Reinfrank2011 wrote:
You can also just find the probability of selecting the desired individuals and then multiply that by the number of ways those selections can be ordered:
P(Andrew)*P(Not Karen)*P(Not Karen)*P(Not Karen)*(ways to order selections) = \((\frac{1}{8})*(\frac{6}{7})*(\frac{5}{6})*(\frac{4}{5})*(\frac{4!}{3!}) = (\frac{1}{14})*4 = \frac{2}{7}\)
The above is just the sum of the individual probabilities of each possible 4-person team:
Andrew, Not Karen, Not Karen, Not Karen -->
\((\frac{1}{8})(\frac{6}{7})(\frac{5}{6})(\frac{4}{5}) = \frac{1}{14}\)

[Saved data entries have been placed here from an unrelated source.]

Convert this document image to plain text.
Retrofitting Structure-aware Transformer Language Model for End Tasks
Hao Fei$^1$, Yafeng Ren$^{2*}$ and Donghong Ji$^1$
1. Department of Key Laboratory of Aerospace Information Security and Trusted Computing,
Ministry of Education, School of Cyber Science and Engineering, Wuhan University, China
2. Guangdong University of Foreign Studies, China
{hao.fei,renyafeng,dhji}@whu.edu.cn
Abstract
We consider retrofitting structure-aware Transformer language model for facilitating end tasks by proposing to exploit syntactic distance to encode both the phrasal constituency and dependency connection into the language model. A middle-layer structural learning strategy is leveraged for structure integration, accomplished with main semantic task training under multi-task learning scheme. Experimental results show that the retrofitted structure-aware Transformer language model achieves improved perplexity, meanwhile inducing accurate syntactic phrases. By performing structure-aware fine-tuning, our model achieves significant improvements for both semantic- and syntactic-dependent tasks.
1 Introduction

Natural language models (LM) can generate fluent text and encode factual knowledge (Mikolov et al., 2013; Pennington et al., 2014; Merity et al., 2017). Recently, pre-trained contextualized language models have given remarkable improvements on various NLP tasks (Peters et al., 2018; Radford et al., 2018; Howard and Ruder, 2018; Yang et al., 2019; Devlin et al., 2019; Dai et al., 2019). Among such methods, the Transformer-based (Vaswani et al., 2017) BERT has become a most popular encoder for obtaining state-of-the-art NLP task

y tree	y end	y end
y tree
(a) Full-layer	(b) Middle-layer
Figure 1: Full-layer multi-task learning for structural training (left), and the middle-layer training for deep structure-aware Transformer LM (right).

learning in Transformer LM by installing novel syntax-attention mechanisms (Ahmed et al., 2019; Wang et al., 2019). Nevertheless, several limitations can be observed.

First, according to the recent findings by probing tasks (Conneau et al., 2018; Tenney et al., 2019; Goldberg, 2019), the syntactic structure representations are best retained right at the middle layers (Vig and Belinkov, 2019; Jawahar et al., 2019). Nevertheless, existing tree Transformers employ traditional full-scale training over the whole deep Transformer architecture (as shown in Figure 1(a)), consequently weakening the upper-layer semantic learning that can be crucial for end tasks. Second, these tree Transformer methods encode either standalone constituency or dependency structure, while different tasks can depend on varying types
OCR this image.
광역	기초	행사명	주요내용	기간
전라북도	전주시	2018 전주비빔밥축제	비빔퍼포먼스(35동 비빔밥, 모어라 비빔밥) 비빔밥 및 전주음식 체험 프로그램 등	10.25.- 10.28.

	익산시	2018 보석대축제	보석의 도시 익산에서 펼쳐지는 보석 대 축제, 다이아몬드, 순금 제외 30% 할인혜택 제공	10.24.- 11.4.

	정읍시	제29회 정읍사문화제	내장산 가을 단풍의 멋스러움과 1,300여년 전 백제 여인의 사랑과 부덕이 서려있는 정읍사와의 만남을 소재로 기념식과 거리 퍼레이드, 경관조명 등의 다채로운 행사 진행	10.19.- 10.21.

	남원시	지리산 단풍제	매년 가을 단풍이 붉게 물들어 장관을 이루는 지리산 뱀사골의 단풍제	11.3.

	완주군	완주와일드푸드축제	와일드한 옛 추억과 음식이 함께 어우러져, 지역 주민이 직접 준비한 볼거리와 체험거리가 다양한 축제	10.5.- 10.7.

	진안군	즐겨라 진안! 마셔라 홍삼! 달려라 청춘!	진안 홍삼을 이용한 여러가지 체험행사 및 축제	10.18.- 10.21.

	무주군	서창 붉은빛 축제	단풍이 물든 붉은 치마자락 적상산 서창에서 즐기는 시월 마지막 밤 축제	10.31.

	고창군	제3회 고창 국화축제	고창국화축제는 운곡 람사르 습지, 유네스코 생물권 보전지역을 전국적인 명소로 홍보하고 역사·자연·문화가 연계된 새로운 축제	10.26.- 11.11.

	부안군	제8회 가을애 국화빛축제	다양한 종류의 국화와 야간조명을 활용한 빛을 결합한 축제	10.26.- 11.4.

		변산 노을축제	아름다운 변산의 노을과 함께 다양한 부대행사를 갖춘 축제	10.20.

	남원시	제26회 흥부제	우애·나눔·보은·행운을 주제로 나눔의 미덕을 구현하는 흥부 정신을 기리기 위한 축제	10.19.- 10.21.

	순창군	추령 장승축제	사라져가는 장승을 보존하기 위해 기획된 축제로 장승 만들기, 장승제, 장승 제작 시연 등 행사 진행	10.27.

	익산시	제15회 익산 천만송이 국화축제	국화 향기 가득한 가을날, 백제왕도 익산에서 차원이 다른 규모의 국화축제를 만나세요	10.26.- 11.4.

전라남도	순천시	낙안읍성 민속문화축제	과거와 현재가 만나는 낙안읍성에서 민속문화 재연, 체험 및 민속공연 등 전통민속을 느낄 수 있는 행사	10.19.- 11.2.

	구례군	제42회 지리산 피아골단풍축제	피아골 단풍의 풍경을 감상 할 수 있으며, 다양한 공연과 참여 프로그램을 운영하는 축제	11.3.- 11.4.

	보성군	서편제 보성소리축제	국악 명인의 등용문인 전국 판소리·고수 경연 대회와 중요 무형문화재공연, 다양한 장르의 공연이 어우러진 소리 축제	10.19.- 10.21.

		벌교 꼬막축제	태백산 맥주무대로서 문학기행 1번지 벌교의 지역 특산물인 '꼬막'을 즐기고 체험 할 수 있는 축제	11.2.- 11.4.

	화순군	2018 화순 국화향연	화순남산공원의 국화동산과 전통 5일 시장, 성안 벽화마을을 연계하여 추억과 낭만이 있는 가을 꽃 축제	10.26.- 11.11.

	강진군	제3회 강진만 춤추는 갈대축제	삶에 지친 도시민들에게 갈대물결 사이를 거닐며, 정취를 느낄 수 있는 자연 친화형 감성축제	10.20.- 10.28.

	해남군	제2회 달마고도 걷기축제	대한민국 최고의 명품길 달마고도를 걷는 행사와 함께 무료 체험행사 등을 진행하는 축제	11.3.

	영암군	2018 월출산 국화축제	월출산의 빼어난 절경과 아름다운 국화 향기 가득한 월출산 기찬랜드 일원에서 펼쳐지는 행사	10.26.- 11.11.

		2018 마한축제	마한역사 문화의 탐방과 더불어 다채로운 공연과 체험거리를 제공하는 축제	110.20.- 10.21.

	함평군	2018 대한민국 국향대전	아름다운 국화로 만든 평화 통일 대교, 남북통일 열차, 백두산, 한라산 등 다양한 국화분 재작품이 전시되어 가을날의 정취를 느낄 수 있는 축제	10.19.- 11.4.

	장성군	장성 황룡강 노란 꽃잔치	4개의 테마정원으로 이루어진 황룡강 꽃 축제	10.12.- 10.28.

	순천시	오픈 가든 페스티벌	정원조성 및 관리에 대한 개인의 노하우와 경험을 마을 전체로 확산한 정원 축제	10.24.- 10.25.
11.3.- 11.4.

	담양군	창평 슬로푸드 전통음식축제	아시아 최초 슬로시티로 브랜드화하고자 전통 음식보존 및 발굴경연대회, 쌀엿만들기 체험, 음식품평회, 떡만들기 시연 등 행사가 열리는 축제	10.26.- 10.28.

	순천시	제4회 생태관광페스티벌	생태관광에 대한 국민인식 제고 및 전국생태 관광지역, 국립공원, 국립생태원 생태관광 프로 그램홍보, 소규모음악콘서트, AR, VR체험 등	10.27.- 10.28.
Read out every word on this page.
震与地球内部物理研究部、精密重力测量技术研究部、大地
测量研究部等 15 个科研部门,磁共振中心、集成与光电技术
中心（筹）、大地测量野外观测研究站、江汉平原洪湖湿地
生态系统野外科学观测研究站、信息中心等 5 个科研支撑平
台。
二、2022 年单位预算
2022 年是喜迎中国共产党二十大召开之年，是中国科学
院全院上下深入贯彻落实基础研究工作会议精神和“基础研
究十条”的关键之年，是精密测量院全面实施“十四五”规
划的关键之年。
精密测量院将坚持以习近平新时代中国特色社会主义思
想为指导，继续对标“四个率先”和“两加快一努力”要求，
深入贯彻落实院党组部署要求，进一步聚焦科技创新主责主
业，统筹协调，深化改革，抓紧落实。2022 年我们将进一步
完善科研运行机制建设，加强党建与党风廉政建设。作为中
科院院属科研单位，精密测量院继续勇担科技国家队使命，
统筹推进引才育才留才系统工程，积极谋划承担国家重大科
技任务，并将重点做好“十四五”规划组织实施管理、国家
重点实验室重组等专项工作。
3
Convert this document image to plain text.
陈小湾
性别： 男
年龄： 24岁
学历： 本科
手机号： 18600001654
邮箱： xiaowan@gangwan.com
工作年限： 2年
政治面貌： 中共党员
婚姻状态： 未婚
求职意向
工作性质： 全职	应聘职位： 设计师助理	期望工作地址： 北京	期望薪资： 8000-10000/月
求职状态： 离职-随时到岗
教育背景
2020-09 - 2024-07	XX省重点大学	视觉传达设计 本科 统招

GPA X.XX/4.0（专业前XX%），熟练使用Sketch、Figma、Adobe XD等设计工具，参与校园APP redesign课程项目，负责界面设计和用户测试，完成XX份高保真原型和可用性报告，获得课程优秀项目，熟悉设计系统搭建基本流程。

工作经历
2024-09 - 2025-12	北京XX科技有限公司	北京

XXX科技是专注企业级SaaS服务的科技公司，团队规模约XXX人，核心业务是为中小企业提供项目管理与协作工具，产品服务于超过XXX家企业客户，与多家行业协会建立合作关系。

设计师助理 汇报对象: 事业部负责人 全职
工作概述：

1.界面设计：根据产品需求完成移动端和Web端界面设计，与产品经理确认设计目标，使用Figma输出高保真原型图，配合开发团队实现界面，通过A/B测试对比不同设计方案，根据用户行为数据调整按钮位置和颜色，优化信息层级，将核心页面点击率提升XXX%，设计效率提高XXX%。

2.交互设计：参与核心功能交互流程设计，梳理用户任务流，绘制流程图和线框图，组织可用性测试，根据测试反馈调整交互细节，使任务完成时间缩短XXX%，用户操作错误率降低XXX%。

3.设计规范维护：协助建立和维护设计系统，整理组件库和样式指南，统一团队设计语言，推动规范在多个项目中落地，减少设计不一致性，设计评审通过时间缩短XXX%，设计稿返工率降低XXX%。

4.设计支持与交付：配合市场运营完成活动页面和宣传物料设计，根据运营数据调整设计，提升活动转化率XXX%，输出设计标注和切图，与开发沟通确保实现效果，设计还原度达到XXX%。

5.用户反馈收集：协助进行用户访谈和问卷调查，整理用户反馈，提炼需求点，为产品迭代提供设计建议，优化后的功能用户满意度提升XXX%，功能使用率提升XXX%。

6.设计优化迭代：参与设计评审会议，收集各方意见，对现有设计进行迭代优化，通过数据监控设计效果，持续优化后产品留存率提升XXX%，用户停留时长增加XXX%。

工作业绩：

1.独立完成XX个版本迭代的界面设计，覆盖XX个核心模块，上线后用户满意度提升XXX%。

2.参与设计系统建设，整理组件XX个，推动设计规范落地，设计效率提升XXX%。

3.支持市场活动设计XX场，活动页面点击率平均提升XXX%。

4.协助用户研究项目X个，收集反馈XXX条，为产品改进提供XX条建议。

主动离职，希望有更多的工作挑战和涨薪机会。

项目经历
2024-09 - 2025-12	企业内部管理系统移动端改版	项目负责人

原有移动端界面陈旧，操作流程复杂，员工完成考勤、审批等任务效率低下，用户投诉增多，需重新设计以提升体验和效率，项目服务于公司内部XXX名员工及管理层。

Not Karen or Andrew, Andrew, Not Karen, Not Karen -->
\((\frac{6}{8})(\frac{1}{7})(\frac{5}{6})(\frac{4}{5})= \frac{1}{14}\)
Not Karen or Andrew, Not Karen or Andrew, Andrew, Not Karen -->
\((\frac{6}{8})(\frac{5}{7})(\frac{1}{6})(\frac{4}{5})= \frac{1}{14}\)
Not Karen or Andrew, Not Karen or Andrew, Not Karen or Andrew, Andrew -->
\((\frac{6}{8})(\frac{5}{7})(\frac{4}{6})(\frac{1}{5})= \frac{1}{14}\)
Thus, \((\frac{1}{14})*4=\frac{2}{7}\)
Hi
Bunuel,
Can you explain why it's 4!/3! and not just 4!. I do not understand why the "not karens" who are actually individuals and not identical items do not count determining the number of orders. Also, in case there is a page with theory about this aspect, determining the number of orders in a selection, would be great.
Thank you!